Canada spent $100 million over two decades to punish those responsible for downing an Air-India flight but the end result saw the two persons accused of the conspiracy being acquitted.
Canada’s opposition leader Stephen Harper urged the provincial government of British Columbia to go into appeal against the Vancouver court verdict.
“Today we have lost our families all over again, this time to the Canadian justice system,” said Sanja Lazar, of Bombay, whose entire family died in the crash.
“I’m totally hollow, feeling anger and sorrow like so many other families. I traveled halfway across the earth to witness the Canadian justice system, only to find no justice.”
In an emotional news conference following the verdict in Vancouver, shocked members of several families decried what they said was Ottawa’s insensitivity to their plight.
“They owe it to us.

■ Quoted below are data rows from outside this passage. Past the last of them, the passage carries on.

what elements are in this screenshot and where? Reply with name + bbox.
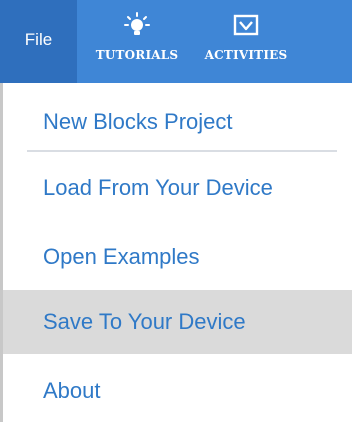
menu-item-about[interactable]: About: [3, 359, 352, 423]
file-menu-label: File: [24, 29, 53, 49]
menu-item-save-to-device[interactable]: Save To Your Device: [3, 290, 352, 354]
tutorials-label: TUTORIALS: [95, 48, 179, 62]
menu-item-label: Save To Your Device: [43, 309, 246, 334]
file-menu-button[interactable]: File: [0, 0, 77, 83]
menu-item-open-examples[interactable]: Open Examples: [3, 225, 352, 289]
tutorials-button[interactable]: TUTORIALS: [89, 0, 185, 83]
activities-button[interactable]: ACTIVITIES: [196, 0, 296, 83]
checkbox-icon: [233, 12, 259, 38]
menu-divider: [27, 150, 337, 152]
lightbulb-icon: [124, 12, 150, 38]
menu-item-load-from-device[interactable]: Load From Your Device: [3, 156, 352, 220]
menu-bar: File TUTORIALS ACTIVITIES: [0, 0, 352, 83]
menu-item-label: About: [43, 378, 101, 403]
menu-item-new-blocks-project[interactable]: New Blocks Project: [3, 90, 352, 154]
file-dropdown-menu: New Blocks Project Load From Your Device…: [0, 83, 352, 422]
menu-item-label: New Blocks Project: [43, 109, 233, 134]
menu-item-label: Open Examples: [43, 244, 200, 269]
activities-label: ACTIVITIES: [204, 48, 288, 62]
menu-item-label: Load From Your Device: [43, 175, 273, 200]
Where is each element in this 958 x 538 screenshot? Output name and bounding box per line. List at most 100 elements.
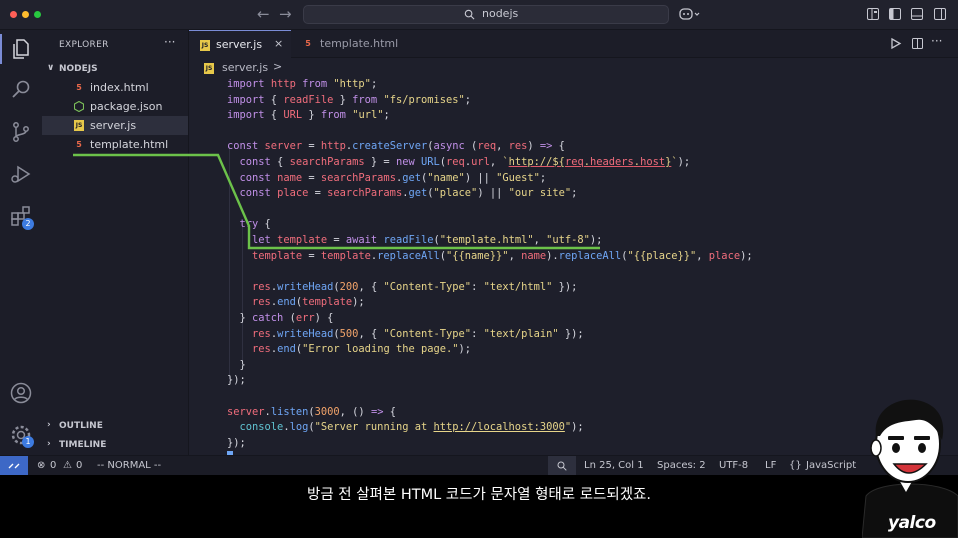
indentation[interactable]: Spaces: 2 <box>657 460 706 471</box>
window-minimize-button[interactable] <box>22 11 29 18</box>
js-file-icon: JS <box>74 120 84 131</box>
file-label: package.json <box>90 100 163 113</box>
customize-layout-icon[interactable] <box>866 7 880 21</box>
timeline-section[interactable]: › TIMELINE <box>42 436 188 455</box>
extensions-badge: 2 <box>22 218 34 230</box>
warnings-icon[interactable]: ⚠ <box>63 460 72 471</box>
code-line: res.end(template); <box>252 296 365 309</box>
language-icon: {} <box>789 460 802 471</box>
js-file-icon: JS <box>204 63 214 74</box>
window-close-button[interactable] <box>10 11 17 18</box>
title-bar: ← → nodejs <box>0 0 958 30</box>
run-debug-icon[interactable] <box>9 162 33 186</box>
language-mode[interactable]: JavaScript <box>806 460 856 471</box>
code-line: const name = searchParams.get("name") ||… <box>239 171 547 184</box>
window-zoom-button[interactable] <box>34 11 41 18</box>
code-line: console.log("Server running at http://lo… <box>239 421 584 434</box>
nodejs-file-icon <box>74 101 84 112</box>
nav-forward-icon[interactable]: → <box>279 5 292 23</box>
status-bar: ⊗ 0 ⚠ 0 -- NORMAL -- Ln 25, Col 1 Spaces… <box>0 455 958 475</box>
editor-tabs: JS server.js × 5 template.html ··· <box>189 30 958 58</box>
line-ending[interactable]: LF <box>765 460 776 471</box>
outline-label: OUTLINE <box>59 421 103 431</box>
tab-template-html[interactable]: 5 template.html <box>292 30 412 58</box>
file-label: server.js <box>90 119 137 132</box>
code-line: }); <box>227 374 246 387</box>
breadcrumb-file[interactable]: server.js <box>222 61 268 74</box>
zoom-icon <box>557 461 567 471</box>
toggle-secondary-sidebar-icon[interactable] <box>933 7 947 21</box>
file-server-js[interactable]: JS server.js <box>42 116 188 135</box>
copilot-icon[interactable] <box>679 7 701 21</box>
command-center[interactable]: nodejs <box>303 5 669 24</box>
code-line: const { searchParams } = new URL(req.url… <box>239 156 691 168</box>
timeline-label: TIMELINE <box>59 440 107 450</box>
encoding[interactable]: UTF-8 <box>719 460 748 471</box>
toggle-primary-sidebar-icon[interactable] <box>888 7 902 21</box>
code-line: } <box>227 358 246 371</box>
close-icon[interactable]: × <box>274 37 283 50</box>
search-icon <box>464 9 475 20</box>
file-package-json[interactable]: package.json <box>42 97 188 116</box>
folder-label: NODEJS <box>59 64 98 74</box>
run-file-icon[interactable] <box>889 37 902 50</box>
more-actions-icon[interactable]: ··· <box>931 34 942 48</box>
outline-section[interactable]: › OUTLINE <box>42 417 188 436</box>
code-line: const place = searchParams.get("place") … <box>239 187 578 200</box>
active-indicator <box>0 34 2 64</box>
explorer-icon[interactable] <box>9 37 33 61</box>
tab-label: server.js <box>216 38 263 51</box>
remote-icon <box>8 463 20 469</box>
code-line: res.writeHead(200, { "Content-Type": "te… <box>252 280 578 293</box>
code-line: import { readFile } from "fs/promises"; <box>227 93 472 106</box>
code-line: } catch (err) { <box>227 312 334 324</box>
file-template-html[interactable]: 5 template.html <box>42 135 188 154</box>
explorer-title: EXPLORER <box>59 40 109 50</box>
cursor-position[interactable]: Ln 25, Col 1 <box>584 460 644 471</box>
zoom-button[interactable] <box>548 456 576 475</box>
manage-badge: 1 <box>22 436 34 448</box>
code-line: try { <box>239 218 271 231</box>
chevron-right-icon: › <box>47 420 51 430</box>
code-line: res.end("Error loading the page."); <box>252 343 472 356</box>
code-line: import { URL } from "url"; <box>227 109 390 122</box>
code-line: let template = await readFile("template.… <box>252 234 603 246</box>
activity-bar: 2 1 <box>0 30 42 455</box>
errors-count[interactable]: 0 <box>50 460 56 471</box>
code-line: const server = http.createServer(async (… <box>227 140 565 153</box>
more-actions-icon[interactable]: ··· <box>164 35 175 49</box>
code-editor[interactable]: import http from "http"; import { readFi… <box>189 77 879 455</box>
source-control-icon[interactable] <box>9 120 33 144</box>
command-center-label: nodejs <box>482 7 519 20</box>
code-line: template = template.replaceAll("{{name}}… <box>252 249 753 262</box>
tab-server-js[interactable]: JS server.js × <box>189 30 291 58</box>
explorer-sidebar: EXPLORER ··· ∨ NODEJS 5 index.html packa… <box>42 30 189 455</box>
breadcrumb-separator: > <box>273 60 283 73</box>
code-line: server.listen(3000, () => { <box>227 405 396 418</box>
vim-mode: -- NORMAL -- <box>97 460 162 471</box>
chevron-down-icon: ∨ <box>47 63 55 73</box>
file-label: template.html <box>90 138 169 151</box>
remote-indicator[interactable] <box>0 456 28 475</box>
code-line: res.writeHead(500, { "Content-Type": "te… <box>252 327 584 340</box>
warnings-count[interactable]: 0 <box>76 460 82 471</box>
split-editor-icon[interactable] <box>911 37 924 50</box>
tab-label: template.html <box>320 37 399 50</box>
yalco-logo: yalco <box>888 513 936 533</box>
vscode-window: ← → nodejs 2 1 EXPLORER ··· ∨ NODEJS 5 i… <box>0 0 958 475</box>
html-file-icon: 5 <box>76 140 82 149</box>
search-icon[interactable] <box>9 78 33 102</box>
video-subtitle: 방금 전 살펴본 HTML 코드가 문자열 형태로 로드되겠죠. <box>306 487 652 503</box>
file-index-html[interactable]: 5 index.html <box>42 78 188 97</box>
account-icon[interactable] <box>9 381 33 405</box>
js-file-icon: JS <box>200 40 210 51</box>
errors-icon[interactable]: ⊗ <box>37 460 45 471</box>
nav-back-icon[interactable]: ← <box>257 5 270 23</box>
html-file-icon: 5 <box>305 39 311 48</box>
toggle-panel-icon[interactable] <box>910 7 924 21</box>
html-file-icon: 5 <box>76 83 82 92</box>
code-line: }); <box>227 436 246 449</box>
breadcrumb: JS server.js > <box>189 59 958 77</box>
code-line: import http from "http"; <box>227 78 378 90</box>
folder-nodejs[interactable]: ∨ NODEJS <box>42 60 188 79</box>
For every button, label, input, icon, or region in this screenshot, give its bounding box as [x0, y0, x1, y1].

They owe it to the 329 victims of this crime,” said Eddie Madon, of North Vancouver, who lost his father on Flight 182.
“There will be, tragically, some questions that may very well not be answered, just as we know out of 9/11 there are questions that will never be answered, as hard as we look,” McLellan said.
Several family members blasted McLellan. “I am totally appalled that the deputy prime minister would say something like that,” said Lata Pada, who lost her husband and two daughters on Flight 182.
Other victims’ relatives said the inquiry could help prevent future terrorist attacks.
The families have long complained that it took police until late 2000 to file charges in the case. And, despite repeated claims they knew of at least six suspects, police were able to bring only Malik and Bagri to trial.
A third man charged in the crime pleaded guilty in 2003 to a reduced charge. Police blamed what they said was an unwillingness of members of Canada’s Sikh community to cooperate. At least one potential trial witness, Tara Singh Hayer, was murdered before Malik and Bagri were arrested.
The killers of Hayer, a prominent Indo-Canadian newspaper publisher, have never been caught. Bagri had also been charged with attempting to kill Hayer, but that charge was also dropped before it went to trial.